Pemain yang namanya masuk 10 besar terbaik Asia versi ESPN, Bambang
Pamungkas ‘Bepe’, kembali angkat suara melalui blog pribadinya, terkait
permasalah yang mendera sepak bola nasional. Dia menjelaskan berbagai
hal mulai dari gajinya di Persija Jakarta hingga kompetisi ISL yang
tetap berjalan walau keadaanya masih amburadul.
Dalam blognya mengajak para pemain lainnya untuk berani mengambil
sikap terkait ketidakadilan yang selama ini mereka terima. Masalah gaji
yang tak dibayarkan klub adalah bentuk kesewenang-wenangan yang
menurutnya harus dilawan.
“Di bawah bendera Asosiasi Pesepakbola Profesional Indonesia (APPI),
kami mencoba untuk memperjuangkan hak-hak kami sesuai dengan pasal-pasal
yang diatur dalam kontrak kerja yang kami sepakati bersama, antara klub
dan juga para pemain,” tulis Bepe di dalam
blognya,www.bambangpamungkas20.com.
Bepe mengakui masalah keterlambatan gaji di dunia sepak bola
Indonesia tidak hanya baru-baru ini saja terjadi, namun mungkin sudah
puluhan tahun lamanya.
“Sampai kapan kondisi ini akan terus terjadi berulang-ulang? Sampai
kapan pemain dipandang sebelah mata oleh para pengurus dan pemilik klub?
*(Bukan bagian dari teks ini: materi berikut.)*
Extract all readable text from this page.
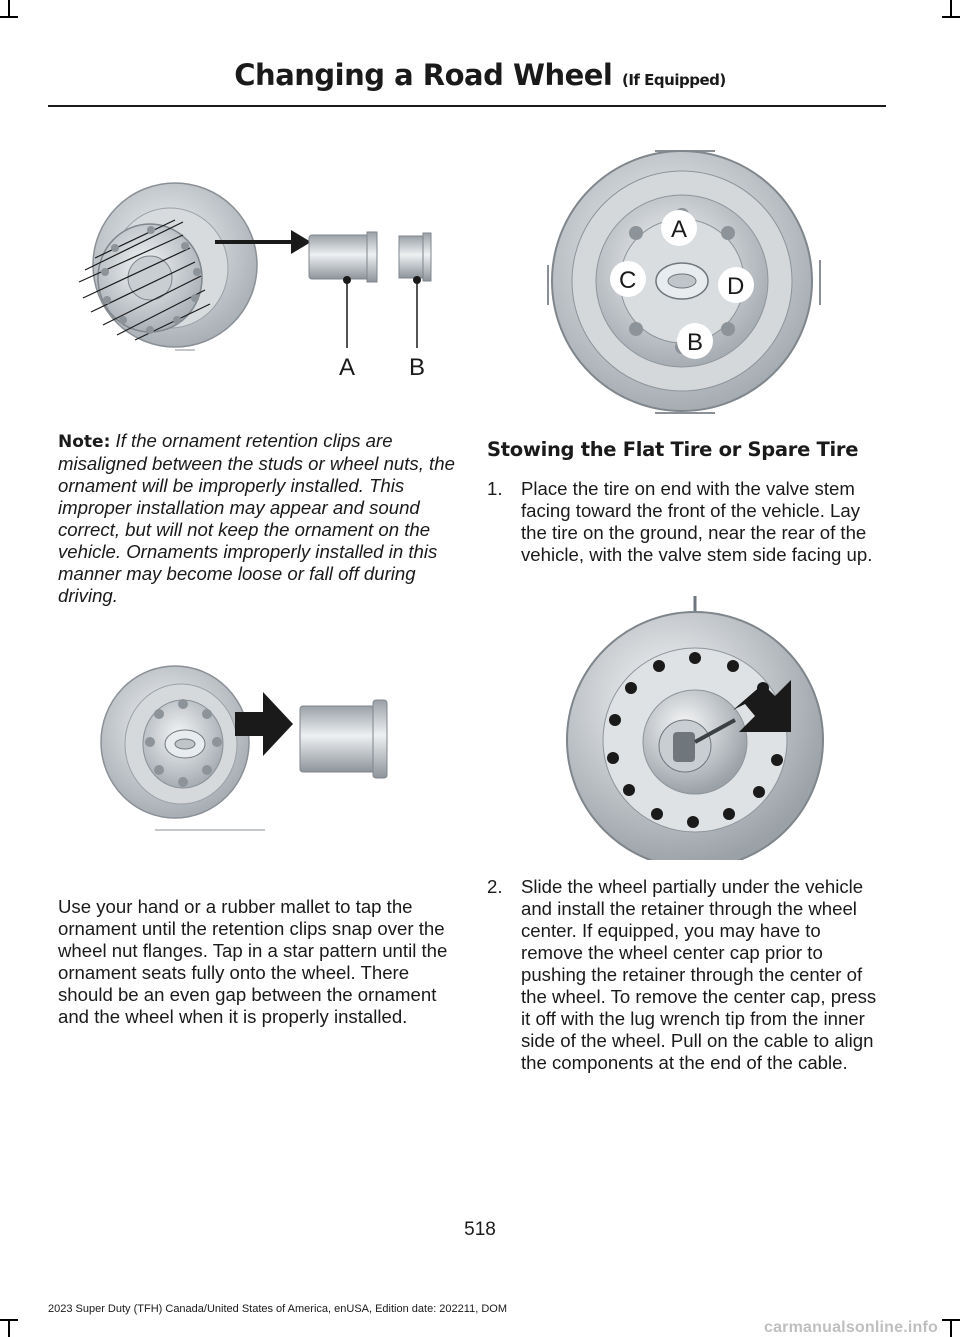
Changing a Road Wheel (If Equipped)
A B
A
B
C	D
Note: If the ornament retention clips are misaligned between the studs or wheel nuts, the ornament will be improperly installed. This improper installation may appear and sound correct, but will not keep the ornament on the vehicle. Ornaments improperly installed in this manner may become loose or fall off during driving.
Use your hand or a rubber mallet to tap the ornament until the retention clips snap over the wheel nut flanges. Tap in a star pattern until the ornament seats fully onto the wheel. There should be an even gap between the ornament and the wheel when it is properly installed.
Stowing the Flat Tire or Spare Tire
1. Place the tire on end with the valve stem facing toward the front of the vehicle. Lay the tire on the ground, near the rear of the vehicle, with the valve stem side facing up.
2. Slide the wheel partially under the vehicle and install the retainer through the wheel center. If equipped, you may have to remove the wheel center cap prior to pushing the retainer through the center of the wheel. To remove the center cap, press it off with the lug wrench tip from the inner side of the wheel. Pull on the cable to align the components at the end of the cable.
518
2023 Super Duty (TFH) Canada/United States of America, enUSA, Edition date: 202211, DOM
carmanualsonline.info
Sampai kapan pemain dipaksa untuk mengerti dengan keadaan manajemen,
sementara manajemen tidak pernah mau mengerti dengan segala permasalahan
yang dialami oleh pemain?” tanyanya.
“Bisakah disebut saling menghargai, jika salah satu pihak dituntut
untuk terus melakukan kewajibannya, akan tetapi di sisi lain hak-haknya
tidak dipenuhi? Apakah itu namanya saling menghargai, jika salah satu
pihak mengharapkan pengertian dari pihak lain, sedang segala
permasalahan pihak yang lain tidak pernah mau mereka mengerti? Saling
menghargai itu artinya dari dua arah, tidak hanya satu arah,” tambah
Bepe.
Bepe kemudian meminta para pengelola ISL berkaca pada kasus
meninggalnya mantan pemain Persis Solo (Divisi Utama PT Liga Indonesia)
Diego Mendieta. “Kasus meninggalnya Diego Mendieta seharusnya dapat
menjadi pelajaran dan menyadarkan kita semua. Betapa semena-menanya
sebuah klub di negeri ini memperlakukan pemainnya,” sindirnya.
Ia pun mengajak para pemain lain untuk berani mengambil sikap terkait sikap semena-mena pengelola kompetisi tersebut.
“Sekarang adalah saat di mana pemain harus mulai berani untuk
mengambil sikap. Sekarang adalah saatnya pemain sadar jika mereka adalah
aset, mereka adalah faktor penting, dan sebuah komponen berharga dalam
bergulirnya sebuah kompetisi sepak bola,” tegasnya.
“Mungkin kita tidak dapat merubah nasib generasi sekarang, akan
tetapi setidaknya kita dapat mencoba menata sebuah pondasi yang kokoh
untuk generasi yang akan datang,” tutupnya.